The questions continue on the copyright infringement and DMCA CMI violations. Just remember a few things. They are not the same. Some courts are suggesting that a CMI violation is a copyright infringement. In the provisions of the DMCA it provides for independent causes of action for (a) circumvention of certain technological measures like passwords and encryption. Those protect and control access to copyrighted works (Sec. 1201), and (b) the falsification, alteration, removal, distribution, or importation of the Copyright Management Information. ( Sec.1202). The registration of images is not actually addressed in the DMCA . The courts did not enforce that in Real Networks, Inc. v. Streambox, Inc. Violations of 1201 and 1202 have remedies totally different and separate from those in copyright infringement violations. Another interesting point has been made about the fact that others besides the copyright holder may claim damages under the DMCA also in Real Networks, Inc. v.Streambox, Inc... You might also check Medical Broadcasting Company v.

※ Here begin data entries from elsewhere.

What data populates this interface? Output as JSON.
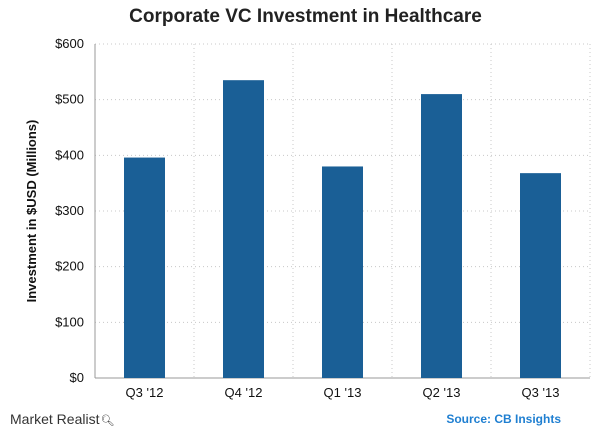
{
  "chart_data": {
    "type": "bar",
    "title": "Corporate VC Investment in Healthcare",
    "ylabel": "Investment in $USD (Millions)",
    "xlabel": "",
    "categories": [
      "Q3 '12",
      "Q4 '12",
      "Q1 '13",
      "Q2 '13",
      "Q3 '13"
    ],
    "values": [
      396,
      535,
      380,
      510,
      368
    ],
    "ylim": [
      0,
      600
    ],
    "yticks": [
      0,
      100,
      200,
      300,
      400,
      500,
      600
    ],
    "ytick_labels": [
      "$0",
      "$100",
      "$200",
      "$300",
      "$400",
      "$500",
      "$600"
    ],
    "grid": true,
    "bar_color": "#1a5f96"
  },
  "footer": {
    "brand": "Market Realist",
    "brand_icon": "magnifier-icon",
    "source": "Source: CB Insights"
  },
  "colors": {
    "source_text": "#1f7fd1",
    "grid": "#c8c8c8"
  }
}
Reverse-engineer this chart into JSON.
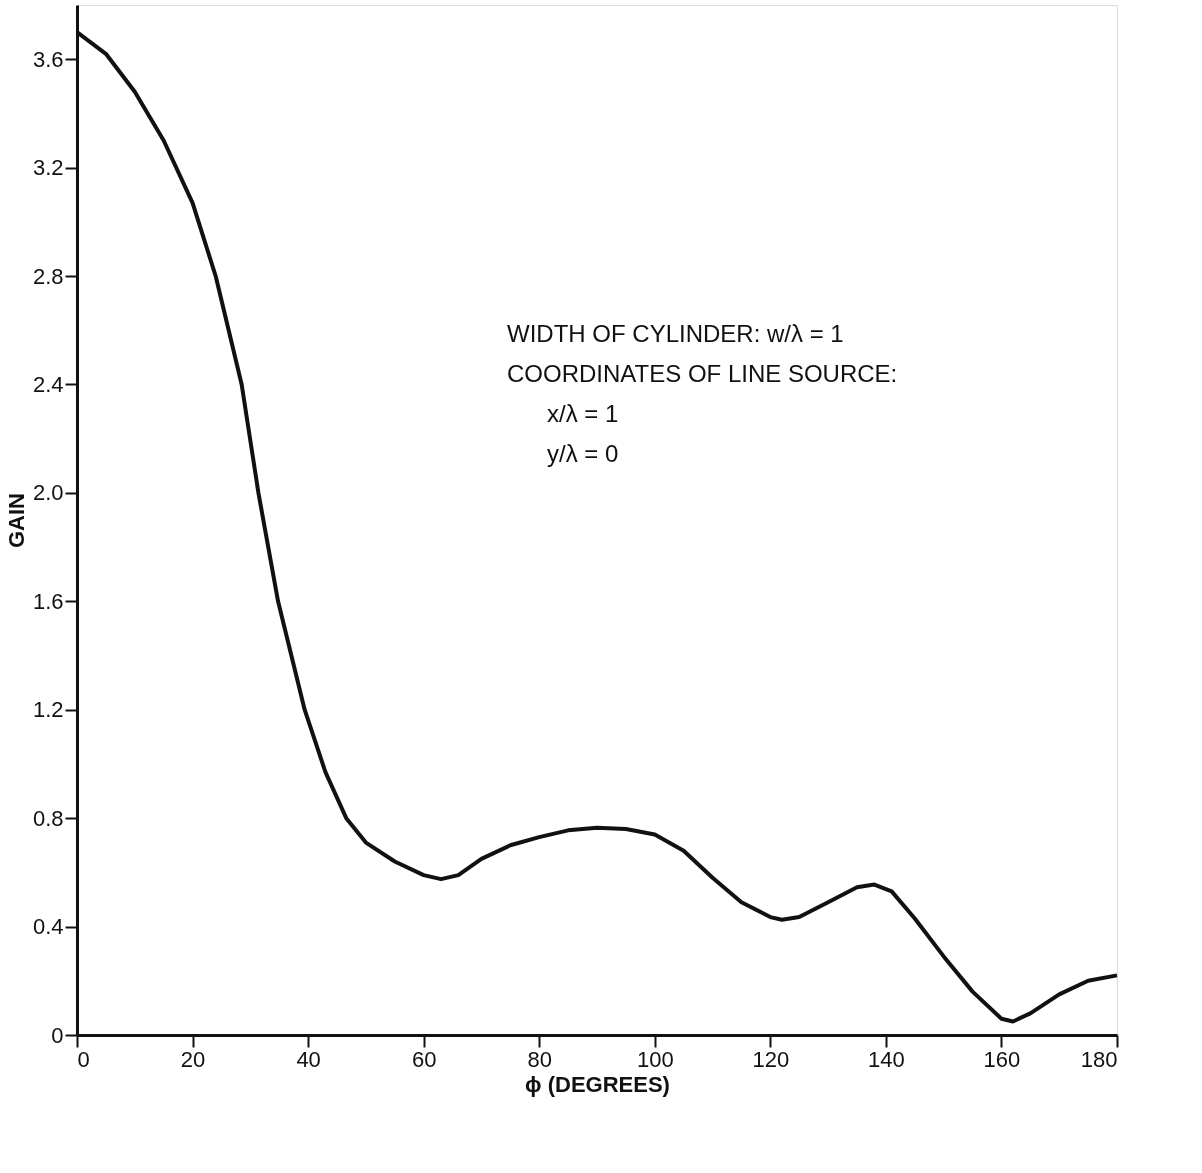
{
  "chart_data": {
    "type": "line",
    "xlabel": "ϕ (DEGREES)",
    "ylabel": "GAIN",
    "x": [
      0,
      5,
      10,
      15,
      20,
      24,
      28.5,
      31.4,
      34.8,
      39.4,
      43,
      46.6,
      50,
      55,
      60,
      63,
      66,
      70,
      75,
      80,
      85,
      90,
      95,
      100,
      105,
      110,
      115,
      120,
      122,
      125,
      130,
      135,
      138,
      141,
      145,
      150,
      155,
      160,
      162,
      165,
      170,
      175,
      180
    ],
    "series": [
      {
        "color": "#111111",
        "values": [
          3.7,
          3.62,
          3.48,
          3.3,
          3.07,
          2.8,
          2.4,
          2.0,
          1.6,
          1.2,
          0.97,
          0.8,
          0.71,
          0.64,
          0.59,
          0.575,
          0.59,
          0.65,
          0.7,
          0.73,
          0.755,
          0.765,
          0.76,
          0.74,
          0.68,
          0.58,
          0.49,
          0.435,
          0.425,
          0.435,
          0.49,
          0.545,
          0.555,
          0.53,
          0.43,
          0.29,
          0.16,
          0.06,
          0.05,
          0.08,
          0.15,
          0.2,
          0.22
        ]
      }
    ],
    "xlim": [
      0,
      180
    ],
    "xticks": [
      0,
      20,
      40,
      60,
      80,
      100,
      120,
      140,
      160,
      180
    ],
    "ylim": [
      0,
      3.8
    ],
    "yticks": [
      0,
      0.4,
      0.8,
      1.2,
      1.6,
      {
        "value": 2,
        "label": "2.0"
      },
      2.4,
      2.8,
      3.2,
      3.6
    ],
    "annotations": [
      "WIDTH OF CYLINDER: w/λ = 1",
      "COORDINATES OF LINE SOURCE:",
      "x/λ = 1",
      "y/λ = 0"
    ],
    "grid": false,
    "legend": false,
    "marker": "none",
    "line_style": "solid"
  }
}
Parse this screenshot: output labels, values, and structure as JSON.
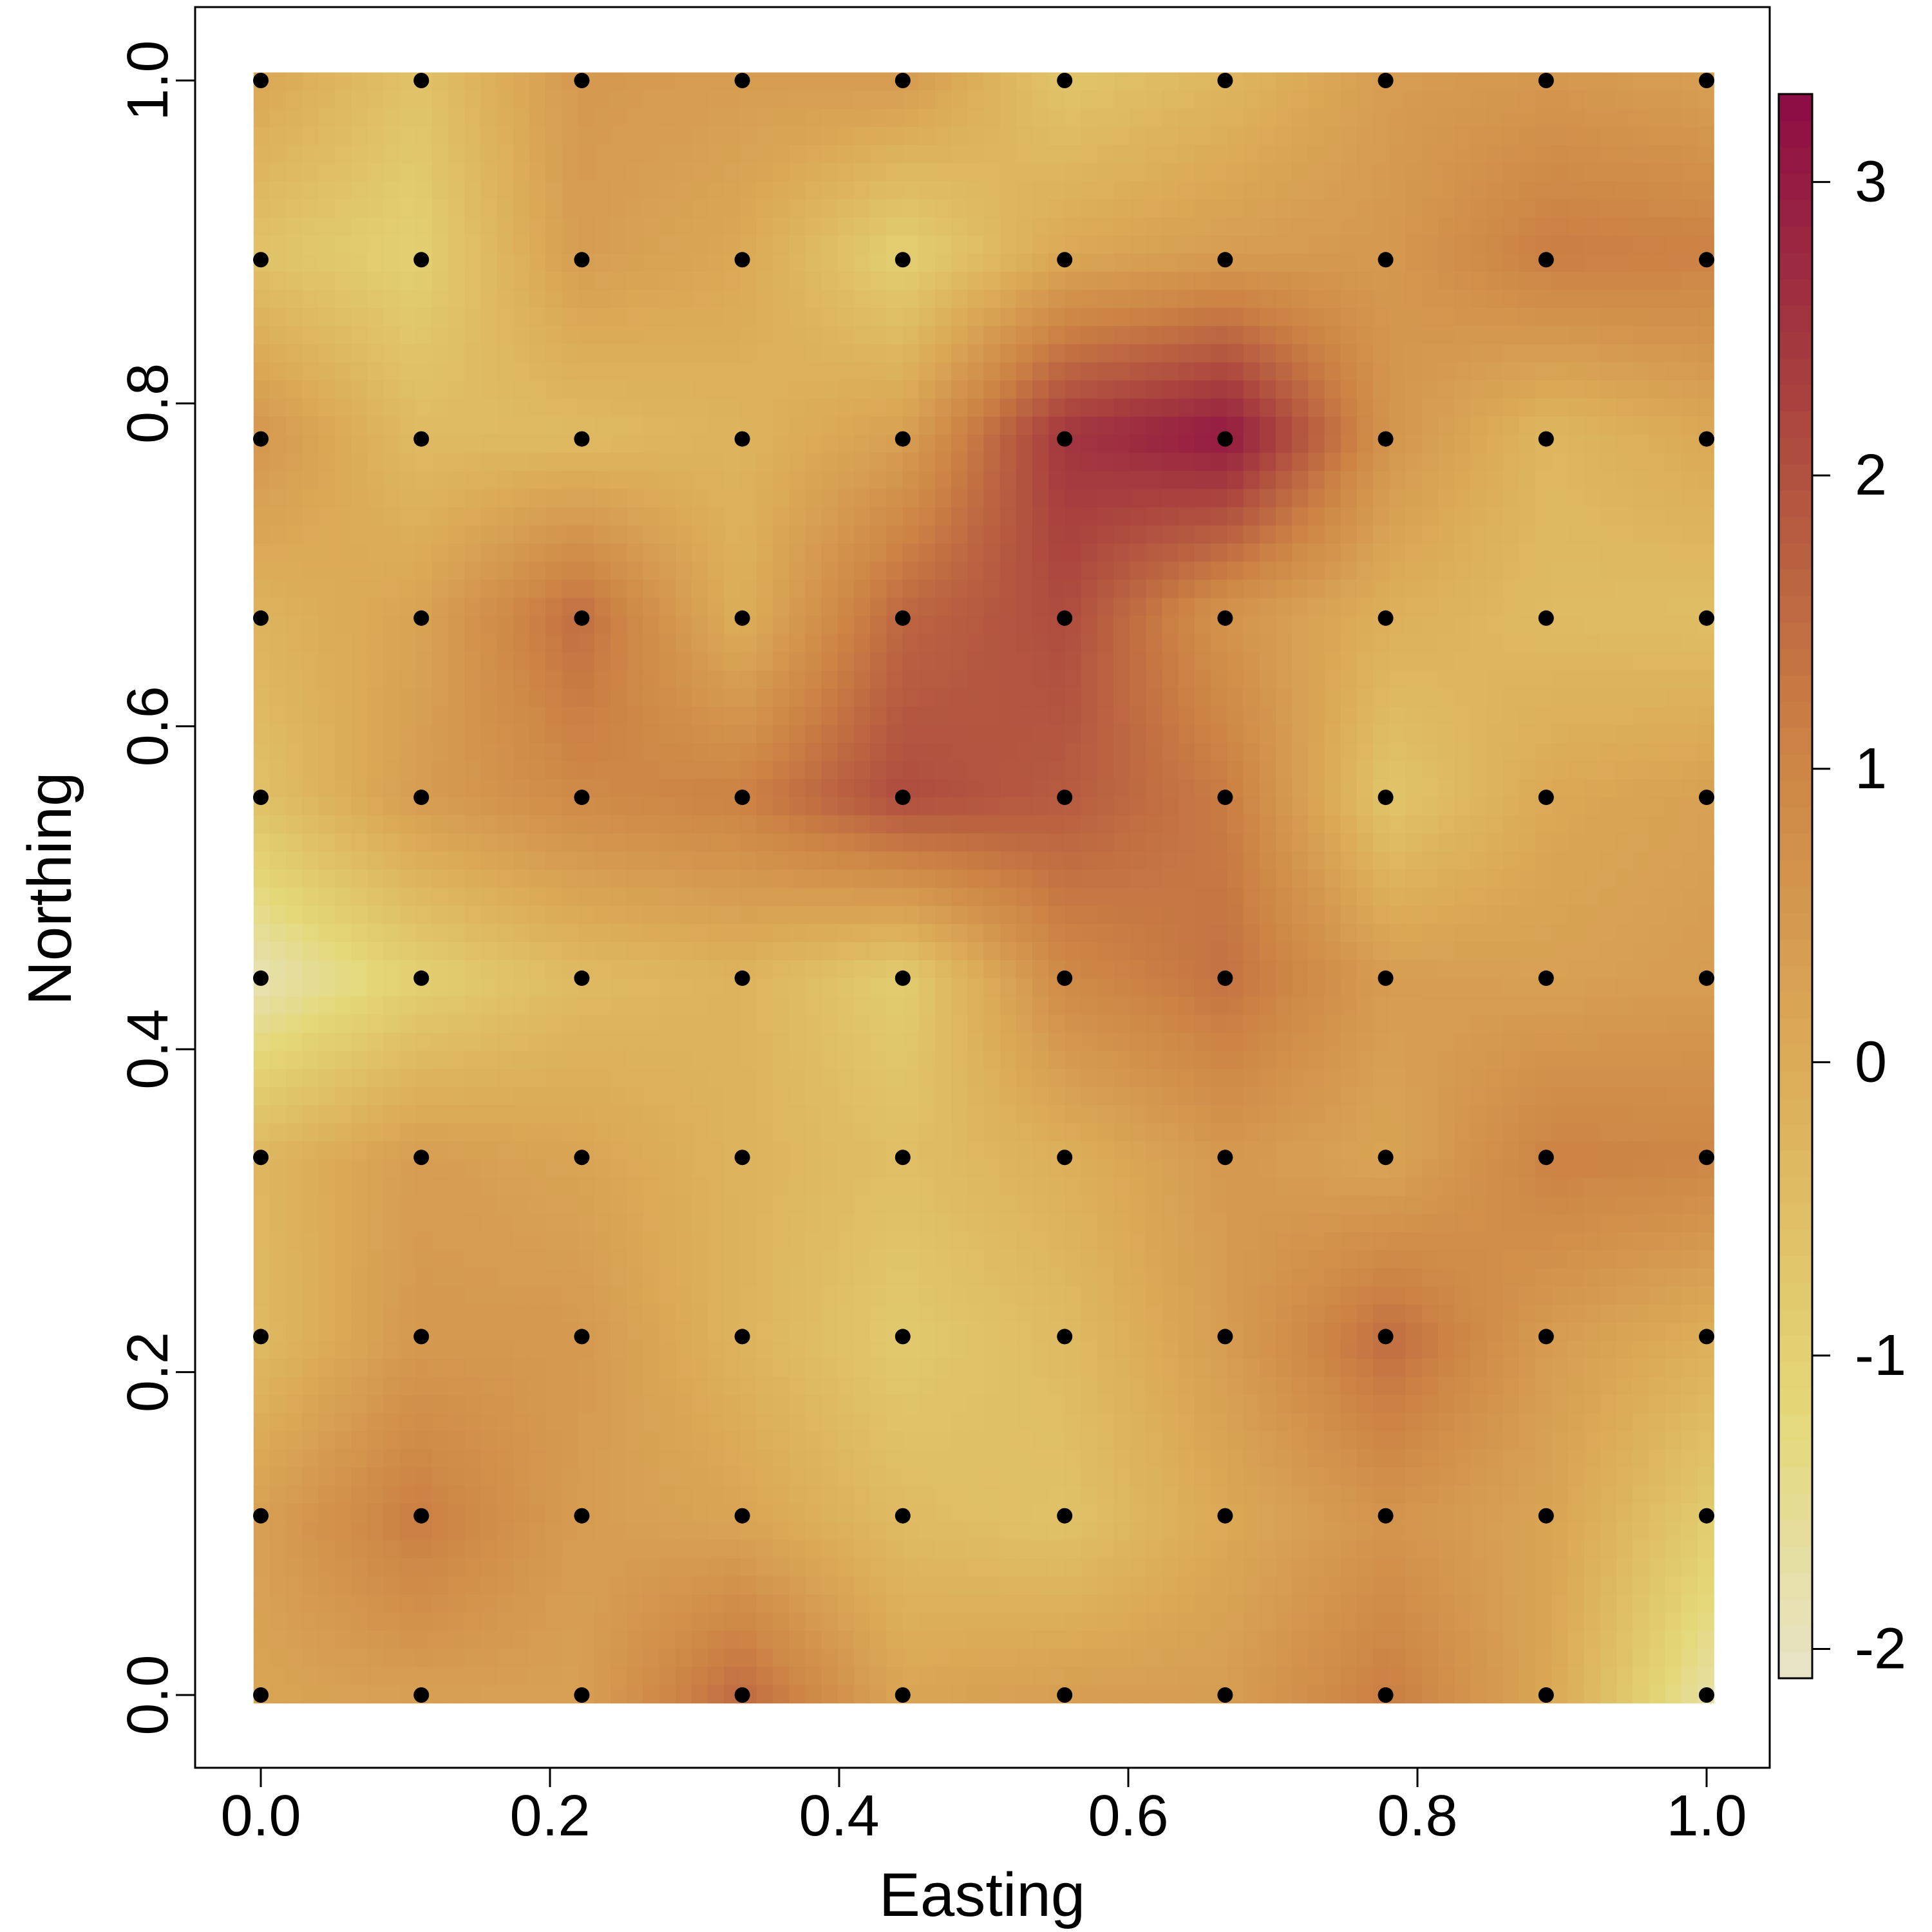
{
  "chart_data": {
    "type": "heatmap",
    "title": "",
    "xlabel": "Easting",
    "ylabel": "Northing",
    "xlim": [
      -0.044,
      1.044
    ],
    "ylim": [
      -0.038,
      1.044
    ],
    "x_ticks": [
      "0.0",
      "0.2",
      "0.4",
      "0.6",
      "0.8",
      "1.0"
    ],
    "y_ticks": [
      "0.0",
      "0.2",
      "0.4",
      "0.6",
      "0.8",
      "1.0"
    ],
    "grid_x": [
      0,
      0.111,
      0.222,
      0.333,
      0.444,
      0.556,
      0.667,
      0.778,
      0.889,
      1.0
    ],
    "grid_y": [
      0,
      0.111,
      0.222,
      0.333,
      0.444,
      0.556,
      0.667,
      0.778,
      0.889,
      1.0
    ],
    "values_by_row_from_bottom": [
      [
        0.2,
        0.3,
        0.3,
        1.6,
        0.2,
        0.4,
        0.4,
        1.2,
        0.1,
        -1.8
      ],
      [
        0.3,
        1.2,
        0.4,
        0.2,
        -0.4,
        -0.6,
        0.1,
        0.6,
        0.2,
        -0.9
      ],
      [
        -0.4,
        0.5,
        0.5,
        -0.2,
        -0.8,
        -0.4,
        0.4,
        1.5,
        0.4,
        -0.1
      ],
      [
        -0.3,
        0.4,
        0.2,
        -0.2,
        -0.5,
        -0.1,
        0.5,
        0.2,
        1.1,
        1.0
      ],
      [
        -1.9,
        -1.0,
        -0.4,
        -0.2,
        -0.9,
        0.9,
        1.4,
        0.4,
        0.3,
        0.4
      ],
      [
        -0.6,
        0.4,
        0.9,
        1.1,
        2.1,
        1.8,
        1.2,
        -0.7,
        0.1,
        0.3
      ],
      [
        -0.2,
        0.2,
        1.5,
        -0.1,
        1.6,
        2.1,
        0.6,
        -0.1,
        -0.4,
        -0.5
      ],
      [
        0.6,
        -0.4,
        -0.4,
        -0.2,
        0.3,
        2.5,
        3.1,
        0.6,
        -0.3,
        0.1
      ],
      [
        -0.6,
        -1.0,
        0.4,
        0.1,
        -1.0,
        0.1,
        0.4,
        0.5,
        1.2,
        1.1
      ],
      [
        0.2,
        -0.6,
        0.5,
        0.4,
        0.5,
        -0.7,
        -0.3,
        0.4,
        0.5,
        0.3
      ]
    ],
    "points_note": "grid points marked at every grid_x/grid_y intersection",
    "colorbar": {
      "range": [
        -2.1,
        3.3
      ],
      "ticks": [
        "-2",
        "-1",
        "0",
        "1",
        "2",
        "3"
      ],
      "tick_values": [
        -2,
        -1,
        0,
        1,
        2,
        3
      ],
      "colors": [
        "#e8e4c8",
        "#e4d878",
        "#dcac58",
        "#cc8244",
        "#a8403e",
        "#8c0c44"
      ],
      "color_stops": [
        -2.1,
        -1.2,
        0.0,
        1.1,
        2.3,
        3.3
      ]
    },
    "grid": false,
    "legend": "right"
  }
}
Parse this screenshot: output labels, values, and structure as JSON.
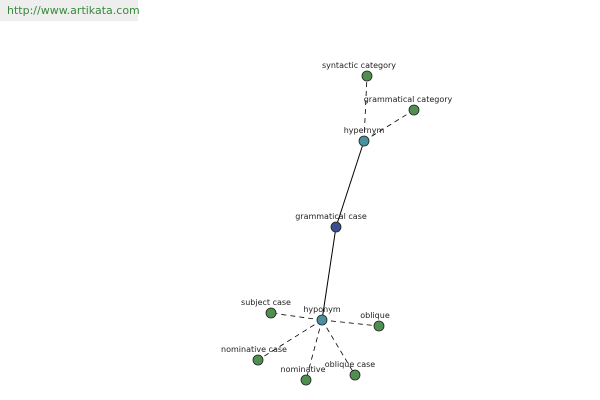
{
  "header": {
    "url": "http://www.artikata.com"
  },
  "nodes": [
    {
      "label": "syntactic category"
    },
    {
      "label": "grammatical category"
    },
    {
      "label": "hypernym"
    },
    {
      "label": "grammatical case"
    },
    {
      "label": "hyponym"
    },
    {
      "label": "subject case"
    },
    {
      "label": "oblique"
    },
    {
      "label": "nominative case"
    },
    {
      "label": "nominative"
    },
    {
      "label": "oblique case"
    }
  ]
}
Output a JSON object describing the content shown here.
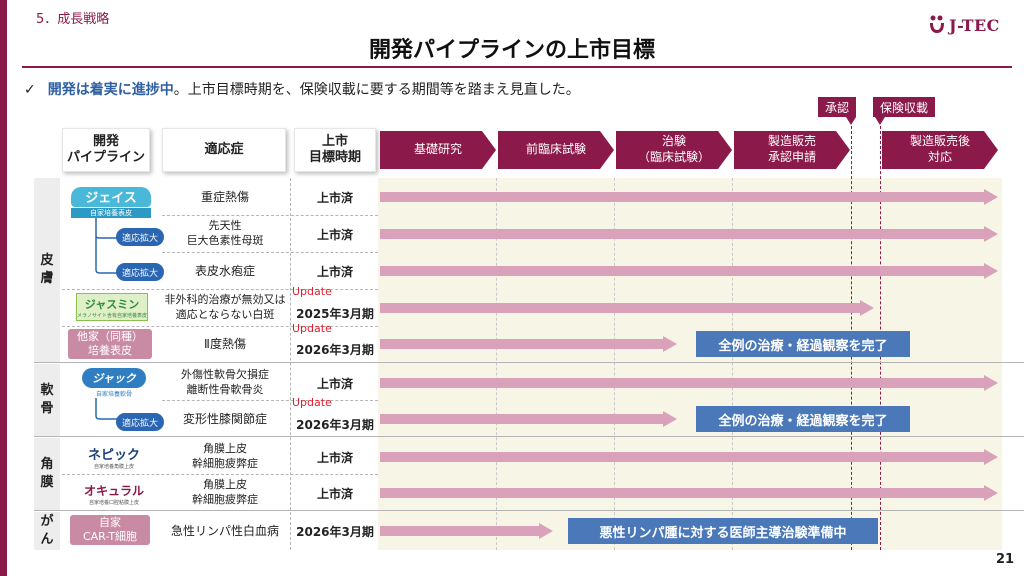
{
  "section": "5．成長戦略",
  "logo": "J-TEC",
  "title": "開発パイプラインの上市目標",
  "summary": {
    "check": "✓",
    "highlight": "開発は着実に進捗中",
    "rest": "。上市目標時期を、保険収載に要する期間等を踏まえ見直した。"
  },
  "callouts": {
    "approval": "承認",
    "insurance": "保険収載"
  },
  "headers": {
    "pipeline": "開発\nパイプライン",
    "indication": "適応症",
    "target": "上市\n目標時期"
  },
  "phases": [
    "基礎研究",
    "前臨床試験",
    "治験\n（臨床試験）",
    "製造販売\n承認申請",
    "製造販売後\n対応"
  ],
  "categories": [
    "皮\n膚",
    "軟\n骨",
    "角\n膜",
    "が\nん"
  ],
  "products": {
    "jace": "ジェイス",
    "jace_sub": "自家培養表皮",
    "jasmine": "ジャスミン",
    "jasmine_sub": "メラノサイト含有自家培養表皮",
    "other_epidermis": "他家（同種）\n培養表皮",
    "jack": "ジャック",
    "jack_sub": "自家培養軟骨",
    "nepic": "ネピック",
    "nepic_sub": "自家培養角膜上皮",
    "ocural": "オキュラル",
    "ocural_sub": "自家培養口腔粘膜上皮",
    "cart": "自家\nCAR-T細胞"
  },
  "expansion_label": "適応拡大",
  "rows": [
    {
      "indication": "重症熱傷",
      "target": "上市済",
      "update": "",
      "progress": 1.0,
      "status": ""
    },
    {
      "indication": "先天性\n巨大色素性母斑",
      "target": "上市済",
      "update": "",
      "progress": 1.0,
      "status": ""
    },
    {
      "indication": "表皮水疱症",
      "target": "上市済",
      "update": "",
      "progress": 1.0,
      "status": ""
    },
    {
      "indication": "非外科的治療が無効又は\n適応とならない白斑",
      "target": "2025年3月期",
      "update": "Update",
      "progress": 0.8,
      "status": ""
    },
    {
      "indication": "Ⅱ度熱傷",
      "target": "2026年3月期",
      "update": "Update",
      "progress": 0.48,
      "status": "全例の治療・経過観察を完了"
    },
    {
      "indication": "外傷性軟骨欠損症\n離断性骨軟骨炎",
      "target": "上市済",
      "update": "",
      "progress": 1.0,
      "status": ""
    },
    {
      "indication": "変形性膝関節症",
      "target": "2026年3月期",
      "update": "Update",
      "progress": 0.48,
      "status": "全例の治療・経過観察を完了"
    },
    {
      "indication": "角膜上皮\n幹細胞疲弊症",
      "target": "上市済",
      "update": "",
      "progress": 1.0,
      "status": ""
    },
    {
      "indication": "角膜上皮\n幹細胞疲弊症",
      "target": "上市済",
      "update": "",
      "progress": 1.0,
      "status": ""
    },
    {
      "indication": "急性リンパ性白血病",
      "target": "2026年3月期",
      "update": "",
      "progress": 0.28,
      "status": "悪性リンパ腫に対する医師主導治験準備中"
    }
  ],
  "page_number": "21"
}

Flaiz, No. Civ. 02-8554 (E.D. Pa. Jun. 12, 2003) for more information on registration. Now for the simple thing, register your images and it solves the questions.
Another difference between copyright infringement and the DMCA CMI violations is that infringement is per work infringed (Section 504). The DMCA violation damages are figured on each violation. This is a huge difference as with the MLSs it can entail the whole real estate vertical as they used the images. It could be a monumental case if one is filed.
The realtor and MLSs issues are just coming into focus for several people and multiple listing services. Some brokers are pushing them and some of the MLSs are pushing back. The main issue for me is the posting of their name on images that they do not own. No matter how they got the images, they have no right to claim ownership as putting their name on them suggests unless they have a conveyance signed by both parties transferring the ownership. I would not hold my breath that terms of service agreements would be considered a conveyance as it is not specific like the conveyance is supposed to be. And unless you are part of their system those terms of services do not apply anyway. There may be an issue if you directly upload your images to them or their website but if like in my case it was done by someone else and who was told not to do it. There were very specific reasons for that. None of those reasons involved copyright or DMCA issues.
I am not an attorney. These are my personal opinions and general information only. These are not legal advice and should not be used as such.